L’un des avantages majeurs des Centres Agricoles de Services et Formation (ASTC) développés par Green2000, réside dans leur autonomie et leur pérennité. Chaque centre est soigneusement adapté à sa région d’accueil et offre aux exploitants une gamme de services adaptés aux pratiques agricoles locales, que ce soit dans les secteurs de la culture maraîchère, des grandes cultures, de la riziculture, de l’arboriculture fruitière, de la production laitière ou d’autres secteurs clés.

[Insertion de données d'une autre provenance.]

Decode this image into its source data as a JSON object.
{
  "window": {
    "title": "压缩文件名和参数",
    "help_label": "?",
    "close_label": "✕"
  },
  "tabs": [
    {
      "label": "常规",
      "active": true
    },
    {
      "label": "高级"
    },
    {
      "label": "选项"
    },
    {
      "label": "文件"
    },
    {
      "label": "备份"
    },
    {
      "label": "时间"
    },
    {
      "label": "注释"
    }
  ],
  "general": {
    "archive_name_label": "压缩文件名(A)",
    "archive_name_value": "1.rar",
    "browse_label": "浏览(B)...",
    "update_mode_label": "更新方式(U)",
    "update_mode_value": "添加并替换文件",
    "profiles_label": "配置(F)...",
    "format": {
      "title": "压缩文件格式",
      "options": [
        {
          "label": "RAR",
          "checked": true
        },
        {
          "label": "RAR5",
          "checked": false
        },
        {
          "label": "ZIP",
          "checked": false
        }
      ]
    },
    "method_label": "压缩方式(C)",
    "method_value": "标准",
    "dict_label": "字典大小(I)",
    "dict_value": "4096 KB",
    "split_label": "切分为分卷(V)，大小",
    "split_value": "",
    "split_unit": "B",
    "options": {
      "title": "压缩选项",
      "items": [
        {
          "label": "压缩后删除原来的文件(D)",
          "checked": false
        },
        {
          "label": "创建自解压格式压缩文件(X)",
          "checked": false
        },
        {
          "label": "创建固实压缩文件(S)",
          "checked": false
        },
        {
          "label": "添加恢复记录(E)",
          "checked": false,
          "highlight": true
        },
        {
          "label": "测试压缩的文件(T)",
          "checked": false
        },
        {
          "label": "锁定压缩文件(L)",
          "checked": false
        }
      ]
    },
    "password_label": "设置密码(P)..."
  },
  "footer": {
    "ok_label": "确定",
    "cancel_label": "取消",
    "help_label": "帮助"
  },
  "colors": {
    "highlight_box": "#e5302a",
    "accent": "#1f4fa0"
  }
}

L’une des caractéristiques distinctives de chaque ASTC, est son Projet d’Agriculture Commerciale (PAC) indépendant. Le type d’activité sélectionné pour chaque PAC est déterminé par les conditions de culture locales et les besoins du marché, garantissant une rentabilité suffisante pour soutenir les activités de l’ASTC. Il est important de noter que ces projets ne sont aucunement conçus pour concurrencer ni nuire aux intérêts des petits exploitants agricoles. À titre d’exemple, dans une région avec un marché limité, et des activités déjà présentes de culture de tomates ou d’oignons par les agriculteurs locaux, l’ASTC se défendrait de ne pas créer d’activité concurrente. Le choix se portait plutôt sur une activité commerciale complémentaire, garantissant ainsi sa viabilité sans compromettre les moyens de subsistance des petits exploitants agricoles environnants. Le principe de gestion reste identique pour chaque ASTC : accompagner, former et améliorer les performances et la rentabilité des petits exploitants agricoles.

ASTC à Guiembe

Le plus grand défi de mise en œuvre du modèle d’ASTC réside dans l’ordre managérial plutôt que celui technique. Chaque centre fonctionne en tant que pôle d’infrastructures publiques, exigeant une gestion d’une qualité exceptionnelle. La gestion d’un ASTC exige un équilibre délicat : d’une part, la fourniture des séances de formation, des intrants et des services aux petits exploitants agricoles, et d’autre part, la gestion des projets commerciaux rentables au niveau du secteur privé. Cette double responsabilité – impact social et durabilité commerciale – exige un leadership à la fois visionnaire et pragmatique.

ASTC à Kong

L’initiative de Green2000 en Côte d’Ivoire est unique par sa portée, car le développement simultané de quatre projets d’ASTC distincts dans différentes régions du pays est une première. Si la gamme de services offerts par chaque ASTC est globalement similaire, des ajustements mineurs reflètent les réalités locales, notamment dans les zones avec la riziculture comme activité dominante. Les principales différences entre les quatre projets résident dans les composantes commerciales (PAC) choisies pour chaque site. Celles-ci comprennent :

  • Aquaculture, avec une capacité de production annuelle de 700 tonnes.
  • Culture de Champignons, production de deux tonnes par semaine.
  • Aviculture, avec une production de 20.000 œufs par jour.
  • Production maraîchère en serre, assurer un approvisionnement régulier et diversifié en produits frais à Abidjan, à longueur d’année.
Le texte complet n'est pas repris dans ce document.